Por Alberto Fernández Valiente
“Dataflow is a managed service for executing a wide variety of data processing patterns.
The Apache Beam SDK is an open source programming model that enables you to develop both batch and streaming pipelines. You create your pipelines with an Apache Beam program and then run them on the Dataflow service.”
Apache Beam releases | Supported Python versions |
---|---|
2.39.0 – 2.42.0 | 3.7, 3.8, 3.9 |
2.37.0 – 2.38.0 | 3.6, 3.7, 3.8, 3.9 |
The PCollection abstraction represents a potentially distributed, multi-element data set. You can think of a PCollection as “pipeline” data; Beam transforms use PCollection objects as inputs and outputs. As such, if you want to work with data in your pipeline, it must be in the form of a PCollection.
After you’ve created your Pipeline, you’ll need to begin by creating at least one PCollection in some form. The PCollection you create serves as the input for the first operation in your pipeline.
A PTransform represents a data processing operation, or a step, in your pipeline. Every PTransform takes one or more PCollection objects as input, performs a processing function that you provide on the elements of that PCollection, and produces zero or more output PCollection objects.
Dataflow lanza inicialmente una máquina n1-standard-1 que se encarga de crear el pipeline de Apache Beam que luego será ejecutado.
Una vez se ha creado un pipeline correcto se lanzará la/s máquina/s del tipo que hayamos definido para que se ejecute.
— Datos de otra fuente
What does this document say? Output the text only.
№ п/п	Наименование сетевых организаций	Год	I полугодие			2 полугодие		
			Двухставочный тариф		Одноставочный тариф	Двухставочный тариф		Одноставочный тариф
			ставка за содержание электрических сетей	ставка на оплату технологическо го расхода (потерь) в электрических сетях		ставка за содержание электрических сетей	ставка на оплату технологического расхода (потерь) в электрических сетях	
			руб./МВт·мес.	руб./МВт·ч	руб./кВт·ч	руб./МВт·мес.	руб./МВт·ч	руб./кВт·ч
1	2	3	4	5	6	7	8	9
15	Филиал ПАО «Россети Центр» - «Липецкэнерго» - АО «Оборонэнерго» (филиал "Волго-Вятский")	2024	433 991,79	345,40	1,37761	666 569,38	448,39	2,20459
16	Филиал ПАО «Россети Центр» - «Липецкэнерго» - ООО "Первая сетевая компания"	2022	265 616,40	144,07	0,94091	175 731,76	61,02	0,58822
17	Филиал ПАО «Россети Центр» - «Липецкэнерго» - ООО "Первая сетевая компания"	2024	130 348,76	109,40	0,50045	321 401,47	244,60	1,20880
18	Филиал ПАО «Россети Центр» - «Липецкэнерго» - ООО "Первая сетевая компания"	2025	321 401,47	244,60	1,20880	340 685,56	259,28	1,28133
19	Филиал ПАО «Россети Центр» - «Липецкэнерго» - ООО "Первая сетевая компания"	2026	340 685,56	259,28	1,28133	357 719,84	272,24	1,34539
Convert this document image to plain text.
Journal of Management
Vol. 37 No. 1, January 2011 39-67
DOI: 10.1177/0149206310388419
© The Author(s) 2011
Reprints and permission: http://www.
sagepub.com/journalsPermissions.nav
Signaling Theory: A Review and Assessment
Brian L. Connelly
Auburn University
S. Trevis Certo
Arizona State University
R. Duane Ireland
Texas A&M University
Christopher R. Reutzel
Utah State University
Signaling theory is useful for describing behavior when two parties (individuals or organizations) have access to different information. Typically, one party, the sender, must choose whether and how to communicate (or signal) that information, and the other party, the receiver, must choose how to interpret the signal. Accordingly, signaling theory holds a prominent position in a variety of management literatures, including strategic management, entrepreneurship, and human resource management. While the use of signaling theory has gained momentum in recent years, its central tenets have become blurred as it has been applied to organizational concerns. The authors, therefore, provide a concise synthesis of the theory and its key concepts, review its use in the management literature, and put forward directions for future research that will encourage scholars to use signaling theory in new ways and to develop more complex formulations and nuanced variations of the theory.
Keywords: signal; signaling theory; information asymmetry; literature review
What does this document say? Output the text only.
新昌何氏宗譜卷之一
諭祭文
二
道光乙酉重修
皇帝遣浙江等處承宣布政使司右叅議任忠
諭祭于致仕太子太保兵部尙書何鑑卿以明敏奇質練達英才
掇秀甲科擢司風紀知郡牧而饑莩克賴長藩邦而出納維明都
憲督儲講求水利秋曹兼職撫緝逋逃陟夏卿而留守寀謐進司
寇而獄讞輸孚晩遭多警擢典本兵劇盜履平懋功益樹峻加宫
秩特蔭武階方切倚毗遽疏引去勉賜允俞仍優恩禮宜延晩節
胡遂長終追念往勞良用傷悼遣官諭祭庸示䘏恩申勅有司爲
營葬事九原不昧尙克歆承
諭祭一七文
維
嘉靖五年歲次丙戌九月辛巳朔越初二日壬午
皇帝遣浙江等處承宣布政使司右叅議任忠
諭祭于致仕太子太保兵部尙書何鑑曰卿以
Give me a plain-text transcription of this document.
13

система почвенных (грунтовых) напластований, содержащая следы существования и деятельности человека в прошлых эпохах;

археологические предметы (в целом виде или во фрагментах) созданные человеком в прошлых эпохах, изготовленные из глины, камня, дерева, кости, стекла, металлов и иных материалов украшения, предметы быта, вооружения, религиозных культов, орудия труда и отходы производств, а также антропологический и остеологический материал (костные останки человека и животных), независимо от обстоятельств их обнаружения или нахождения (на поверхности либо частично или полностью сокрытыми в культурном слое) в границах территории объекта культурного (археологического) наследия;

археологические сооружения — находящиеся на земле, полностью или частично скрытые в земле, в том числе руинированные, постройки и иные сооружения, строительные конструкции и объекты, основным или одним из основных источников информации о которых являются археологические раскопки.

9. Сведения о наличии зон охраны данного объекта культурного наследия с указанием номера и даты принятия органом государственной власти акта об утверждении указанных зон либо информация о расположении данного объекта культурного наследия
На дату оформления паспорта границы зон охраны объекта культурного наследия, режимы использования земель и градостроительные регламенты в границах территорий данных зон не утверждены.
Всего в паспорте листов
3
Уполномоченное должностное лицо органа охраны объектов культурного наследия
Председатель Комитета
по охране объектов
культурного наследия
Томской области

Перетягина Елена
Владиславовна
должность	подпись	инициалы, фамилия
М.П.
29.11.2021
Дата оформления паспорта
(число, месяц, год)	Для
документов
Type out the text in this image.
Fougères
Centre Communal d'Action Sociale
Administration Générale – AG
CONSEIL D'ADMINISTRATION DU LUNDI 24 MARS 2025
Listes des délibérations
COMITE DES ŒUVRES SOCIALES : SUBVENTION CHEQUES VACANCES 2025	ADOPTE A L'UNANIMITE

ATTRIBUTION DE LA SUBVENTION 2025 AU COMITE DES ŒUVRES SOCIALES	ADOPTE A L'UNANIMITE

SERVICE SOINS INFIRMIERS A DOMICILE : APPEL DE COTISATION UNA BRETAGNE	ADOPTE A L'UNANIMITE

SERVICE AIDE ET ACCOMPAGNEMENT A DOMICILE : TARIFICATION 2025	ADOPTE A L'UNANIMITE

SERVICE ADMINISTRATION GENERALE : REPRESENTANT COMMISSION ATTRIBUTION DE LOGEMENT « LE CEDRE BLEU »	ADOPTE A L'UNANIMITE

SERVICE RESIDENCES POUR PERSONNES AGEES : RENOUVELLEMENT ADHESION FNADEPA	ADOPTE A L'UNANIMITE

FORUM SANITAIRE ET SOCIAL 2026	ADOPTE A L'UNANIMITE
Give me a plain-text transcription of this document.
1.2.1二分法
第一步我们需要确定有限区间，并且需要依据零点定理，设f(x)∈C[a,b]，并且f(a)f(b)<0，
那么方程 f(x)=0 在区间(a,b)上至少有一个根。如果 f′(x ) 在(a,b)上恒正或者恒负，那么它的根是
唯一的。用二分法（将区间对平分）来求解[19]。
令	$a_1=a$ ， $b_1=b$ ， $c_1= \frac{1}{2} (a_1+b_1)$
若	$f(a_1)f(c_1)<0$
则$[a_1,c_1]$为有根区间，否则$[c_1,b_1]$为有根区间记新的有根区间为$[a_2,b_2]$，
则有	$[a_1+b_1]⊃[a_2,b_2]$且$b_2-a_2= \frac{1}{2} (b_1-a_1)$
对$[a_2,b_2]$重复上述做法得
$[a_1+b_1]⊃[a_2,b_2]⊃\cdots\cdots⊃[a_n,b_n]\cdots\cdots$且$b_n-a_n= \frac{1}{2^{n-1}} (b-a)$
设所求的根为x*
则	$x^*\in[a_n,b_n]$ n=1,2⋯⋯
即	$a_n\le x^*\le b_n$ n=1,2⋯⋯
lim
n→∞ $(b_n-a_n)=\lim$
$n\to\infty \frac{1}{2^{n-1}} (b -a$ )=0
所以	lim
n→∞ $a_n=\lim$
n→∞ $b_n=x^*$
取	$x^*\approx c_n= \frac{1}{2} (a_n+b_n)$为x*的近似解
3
Internamente se instancia un Kubernetes dentro de las máquinas para gestionar la ejecución de las tareas dentro de los sdk-harness, uno por cada núcleo de la máquina.
Los “work attempts” encapsulan las unidades de trabajo a nivel PTransform y se paraleliza asignando uno a cada sdk-harness. Se puede limitar el número de ejecuciones paralelas por cada worker.